Là où deux ou trois sont réunis en mon nom, je suis là au milieu d’eux

Il est dit : « Là où deux ou trois sont réunis en mon nom, je suis là au milieu d’eux ». Ensuite, Jésus dit que si deux personnes sont d’accord sur tout ce qu’elles demandent, cela leur sera accordé. C’est vraiment la clé non seulement de la construction d’une Eglise vivante en  tant que cellule de base, mais aussi de la véritable unité où Jésus est au milieu et où il est nécessaire que les deux croyants deviennent impuissants, c’est-à-dire qu’ils renoncent à eux-mêmes et prennent leur croix, et alors Jésus peut montrer Sa puissance. Si nous n’obéissons pas au principe de l’abnégation et si nous refusons de porter notre croix, Jésus est paralysé.

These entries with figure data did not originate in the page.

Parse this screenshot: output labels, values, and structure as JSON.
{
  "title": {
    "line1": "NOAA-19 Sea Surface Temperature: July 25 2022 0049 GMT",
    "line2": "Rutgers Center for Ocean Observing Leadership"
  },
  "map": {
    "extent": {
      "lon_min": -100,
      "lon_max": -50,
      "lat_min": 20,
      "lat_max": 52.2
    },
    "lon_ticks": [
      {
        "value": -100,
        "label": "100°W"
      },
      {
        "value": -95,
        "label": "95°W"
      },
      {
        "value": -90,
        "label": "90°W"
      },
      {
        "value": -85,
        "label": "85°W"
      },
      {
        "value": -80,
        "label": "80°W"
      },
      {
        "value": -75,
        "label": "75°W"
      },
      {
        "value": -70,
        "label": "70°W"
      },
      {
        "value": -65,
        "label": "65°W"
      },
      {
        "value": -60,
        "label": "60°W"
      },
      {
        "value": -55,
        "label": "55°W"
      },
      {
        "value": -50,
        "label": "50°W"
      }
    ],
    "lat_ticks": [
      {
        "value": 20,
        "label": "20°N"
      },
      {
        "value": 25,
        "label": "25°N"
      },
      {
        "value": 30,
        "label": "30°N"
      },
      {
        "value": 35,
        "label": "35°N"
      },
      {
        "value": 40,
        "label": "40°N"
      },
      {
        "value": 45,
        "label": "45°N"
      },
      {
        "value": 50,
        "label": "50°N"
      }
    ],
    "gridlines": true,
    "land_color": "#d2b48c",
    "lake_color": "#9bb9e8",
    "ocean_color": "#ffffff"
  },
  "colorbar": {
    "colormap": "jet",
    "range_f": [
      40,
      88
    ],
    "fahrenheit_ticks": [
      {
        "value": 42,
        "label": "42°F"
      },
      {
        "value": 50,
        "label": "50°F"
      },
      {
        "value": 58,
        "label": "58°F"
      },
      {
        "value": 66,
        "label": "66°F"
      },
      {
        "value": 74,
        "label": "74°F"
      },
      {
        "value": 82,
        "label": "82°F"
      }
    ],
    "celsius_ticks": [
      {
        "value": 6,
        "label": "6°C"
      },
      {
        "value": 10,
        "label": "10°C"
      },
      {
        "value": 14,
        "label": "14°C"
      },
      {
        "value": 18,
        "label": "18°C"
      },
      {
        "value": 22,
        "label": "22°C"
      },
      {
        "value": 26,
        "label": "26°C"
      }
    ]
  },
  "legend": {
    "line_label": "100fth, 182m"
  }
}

Dans la réflexion sur la rencontre de Jésus avec les disciples d’Emmaüs, nous lisons : « Accorde-moi, Seigneur, de te voir en moi et en mon frère qui prie avec moi ». Nous ne voyons le Christ ni en nous, ni en notre frère. Jésus veut que nous regardions avec les yeux de la foi.

Lorsque Jésus parlait avec les disciples d’Emmaüs des choses de Dieu, notamment des souffrances que le Messie devait endurer, leur cœur brûlait. Puis leurs yeux se sont ouverts et ils l’ont reconnu. Il est intéressant de noter qu’avant leur rencontre avec Jésus, les disciples avaient parlé ensemble de tous les événements qui s’étaient produits. Ils avaient parlé du Christ, se rappelant évidemment comment il avait ressuscité Lazare, mort depuis quatre jours, et ils avaient également évoqué d’autres événements, en particulier le Vendredi saint. Le centre de leur conversation était la croix. Certes, la croix et ces pensées les troublaient quelque peu, car ils n’avaient pas encore atteint le degré de foi nécessaire pour croire pleinement le témoignage qu’ils avaient entendu ce matin-là et qui s’était répandu dans Jérusalem : plusieurs femmes étaient au tombeau et le tombeau était vide ; elles disaient même qu’elles avaient rencontré Jésus. Cependant, Jésus n’était pas encore apparu aux Apôtres. Il ne suffit donc pas d’avoir la foi en Christ crucifié, mais il faut aussi avoir la foi en Christ ressuscité. C’est pourquoi l’apôtre Paul dit dans Romains, chapitre 10 : « Si tu confesses de ta bouche le Seigneur Jésus et si tu crois en ton cœur que Dieu l’a ressuscité des morts, tu seras sauvé. Car c’est avec le cœur que l’on croit pour la justice, et c’est avec la bouche que l’on confesse pour le salut ». Il faut donc les deux, et pas seulement l’une ou l’autre de ces choses. Les deux conduisent à la vraie foi salvatrice, et les deux devraient nous motiver à suivre le Christ – le Christ crucifié d’abord en étant crucifié avec Lui, ce qui devrait ensuite nous motiver à croire que le Christ montrera aussi la gloire de Sa résurrection. Il doit y avoir un équilibre entre les deux. Nous devons avoir le cœur triste, un cœur transpercé, percevoir notre propre état misérable ainsi que l’état misérable de nos voisins, ce qui blesse douloureusement Jésus, mais en même temps, nous devons avoir la foi comme l’apôtre Jean. Il s’est tenu près de la croix et a vécu chaque minute de la souffrance de Jésus avec la Mère de Jésus. Mais lorsqu’il a vu le tombeau vide, on dit brièvement qu’il a cru. Il croyait en la Parole de Dieu, il croyait que le Christ était ressuscité alors que les autres apôtres et Pierre étaient envahis par les ténèbres de la tristesse et de l’incrédulité.